Clinical studies in multiple sclerosis (MS) patients showed a positive effect from simvastatin on brain atrophy, suggesting these drugs cross the blood–brain barrier and can play a role in controlling inflammatory diseases [90]. In rheumatoid arthritis statins have a potential benefit in controlling disease activity manifesting as improvement in disease activity scores and reducing the number of tender and swollen joints [91]. Ocular involvement is common in many of these conditions and statins may offer an additional treatment approach to such patients. In a retrospective population-based study, use of statins was found to have a protective effect on uveitis development, over a period of 2 years [92]. The study identified 108 incident cases of uveitis with an incidence of 19% among statin users, compared to 30% in patients not treated with statins. Another study also reported a two-fold reduction in the risk of ocular inflammatory disease in male patients who used statins, compared to a control group, over a five year period [93]. Although this finding did not reach statistical significance, the risk reduction was greater with longer duration of statin use. These studies suggest that statins have potential benefits in patients with ocular inflammatory disease.

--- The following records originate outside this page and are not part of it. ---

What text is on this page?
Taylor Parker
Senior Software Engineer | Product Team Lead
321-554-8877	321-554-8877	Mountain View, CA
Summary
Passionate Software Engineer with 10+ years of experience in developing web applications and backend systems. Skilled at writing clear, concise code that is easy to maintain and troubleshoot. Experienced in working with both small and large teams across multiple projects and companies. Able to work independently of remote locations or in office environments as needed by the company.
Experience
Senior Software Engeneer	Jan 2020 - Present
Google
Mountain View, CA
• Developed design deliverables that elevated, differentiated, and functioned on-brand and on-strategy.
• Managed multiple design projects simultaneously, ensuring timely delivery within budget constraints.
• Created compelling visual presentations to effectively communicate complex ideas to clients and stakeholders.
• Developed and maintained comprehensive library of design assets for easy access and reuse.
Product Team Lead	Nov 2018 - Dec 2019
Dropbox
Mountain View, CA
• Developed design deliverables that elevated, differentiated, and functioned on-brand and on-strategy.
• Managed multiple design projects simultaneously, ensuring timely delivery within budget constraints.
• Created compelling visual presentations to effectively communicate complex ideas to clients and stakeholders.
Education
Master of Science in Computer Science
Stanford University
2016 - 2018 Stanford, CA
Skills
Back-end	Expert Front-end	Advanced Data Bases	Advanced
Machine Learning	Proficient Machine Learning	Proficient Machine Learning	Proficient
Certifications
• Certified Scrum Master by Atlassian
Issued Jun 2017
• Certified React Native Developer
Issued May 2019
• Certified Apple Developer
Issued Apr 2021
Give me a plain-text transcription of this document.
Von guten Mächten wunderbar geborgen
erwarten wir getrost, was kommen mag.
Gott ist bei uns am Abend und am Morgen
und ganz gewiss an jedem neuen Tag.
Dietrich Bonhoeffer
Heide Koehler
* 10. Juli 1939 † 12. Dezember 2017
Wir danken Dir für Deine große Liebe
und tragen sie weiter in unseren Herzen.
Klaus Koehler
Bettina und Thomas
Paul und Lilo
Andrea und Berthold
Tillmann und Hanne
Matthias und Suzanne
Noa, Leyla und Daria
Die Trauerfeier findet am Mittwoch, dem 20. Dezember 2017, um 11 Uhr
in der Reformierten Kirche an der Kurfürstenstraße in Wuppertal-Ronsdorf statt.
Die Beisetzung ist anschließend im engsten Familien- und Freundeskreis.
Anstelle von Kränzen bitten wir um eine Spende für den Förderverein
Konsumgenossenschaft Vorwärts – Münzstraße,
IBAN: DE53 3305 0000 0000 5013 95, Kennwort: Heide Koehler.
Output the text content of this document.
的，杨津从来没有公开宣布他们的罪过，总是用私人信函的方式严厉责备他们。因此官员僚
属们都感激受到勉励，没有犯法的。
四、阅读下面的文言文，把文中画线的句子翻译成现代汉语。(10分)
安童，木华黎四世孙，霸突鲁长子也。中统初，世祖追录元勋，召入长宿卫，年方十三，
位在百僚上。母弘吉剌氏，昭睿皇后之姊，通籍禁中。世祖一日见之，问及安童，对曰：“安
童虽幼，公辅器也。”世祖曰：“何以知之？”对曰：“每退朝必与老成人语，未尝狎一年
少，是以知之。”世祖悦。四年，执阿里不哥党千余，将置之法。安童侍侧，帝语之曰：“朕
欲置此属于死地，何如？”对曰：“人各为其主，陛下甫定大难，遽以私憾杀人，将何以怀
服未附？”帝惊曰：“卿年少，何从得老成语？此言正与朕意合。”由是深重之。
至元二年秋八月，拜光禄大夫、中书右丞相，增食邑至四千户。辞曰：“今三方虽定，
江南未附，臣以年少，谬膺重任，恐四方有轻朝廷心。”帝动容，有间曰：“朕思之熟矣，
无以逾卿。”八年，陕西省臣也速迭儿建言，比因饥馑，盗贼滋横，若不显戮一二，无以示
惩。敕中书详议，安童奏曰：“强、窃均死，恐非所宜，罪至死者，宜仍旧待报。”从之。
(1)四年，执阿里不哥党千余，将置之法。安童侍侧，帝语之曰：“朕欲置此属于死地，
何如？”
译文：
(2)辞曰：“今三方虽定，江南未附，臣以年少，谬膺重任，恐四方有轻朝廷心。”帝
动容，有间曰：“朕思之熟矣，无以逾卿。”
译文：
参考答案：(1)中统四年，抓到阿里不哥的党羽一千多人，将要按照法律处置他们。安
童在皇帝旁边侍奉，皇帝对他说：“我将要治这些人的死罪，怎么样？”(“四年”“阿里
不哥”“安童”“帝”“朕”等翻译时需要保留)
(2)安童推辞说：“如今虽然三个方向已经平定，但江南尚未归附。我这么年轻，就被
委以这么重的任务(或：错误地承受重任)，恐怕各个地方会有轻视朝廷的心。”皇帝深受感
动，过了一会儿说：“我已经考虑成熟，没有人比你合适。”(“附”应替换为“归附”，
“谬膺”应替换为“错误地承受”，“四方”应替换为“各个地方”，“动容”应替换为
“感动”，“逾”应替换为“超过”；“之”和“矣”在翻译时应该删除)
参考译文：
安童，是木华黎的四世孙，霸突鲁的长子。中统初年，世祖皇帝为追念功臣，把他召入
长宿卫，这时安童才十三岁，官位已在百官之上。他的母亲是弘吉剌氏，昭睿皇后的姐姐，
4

To address the question of whether there could be therapeutic benefits of statins with respect to disease control and dose of anti-inflammatory medications in patients with a diagnosis of uveitis, there is an ongoing phase II RCT comparing the effect of simvastatin 80 mg once daily vs. placebo among patients with sight-threatening uveitis. This may support the role of simvastatin in treating such patients, beyond reducing the cardiovascular risks related to long-term exposure to systemic immunosuppressive drugs and corticosteroids, especially given the relatively low side effect profile of statins, when compared to other immunosuppressive medications [94].

Summary

The potential role of statins in ocular disease is supported by the understanding of their mechanism of action, not only in reducing blood cholesterol levels, but also through direct vascular and anti-inflammatory mechanisms. However, the summation of clinical studies offers conflicting results and the use of these drugs remain inconclusive. This may be related to the different treatment regimens and follow-up lengths used in the various studies, with good support for reducing the risk of CNV in AMD patients, as well as reducing the progression of DR and promoting the resolution of DMO in patients with dyslipidaemia. In RVO, the effect of statins was not obvious and there is limited data in other ocular diseases. As such, at this time there remains no clear recommendation to add statins, purely for their anti-inflammatory and immunomodulatory effects to the treatment of patients with ocular diseases. However, when other risk factors, such as hyperlipidaemia, diabetes and hypertension exist, statins remain an invaluable option to decrease cholesterol and reduce cardiovascular risk factors. There are encouraging results that support the role of statins in ocular diseases and further studies may provide clearer evidence in support of this treatment and offer patients additional benefits from this class of medications.

Methodology

In August 2017 we performed a comprehensive literature review using the PubMed online database. We used the following terms: ‘statins immunomodulatory effect’; ‘statins and retinal disease’; ‘statins and the eye’; ‘statins and age-related macular degeneration’; ‘statins and AMD’; ‘statins and diabetic retinopathy’; ‘statins and retinal vein occlusion’; and ‘statins and uveitis’. We only included papers written in English. There were no date limits. We reviewed all articles and included those of interest focusing on animal models, laboratory research and clinical studies. We manually searched the reference lists of these manuscripts for additional studies.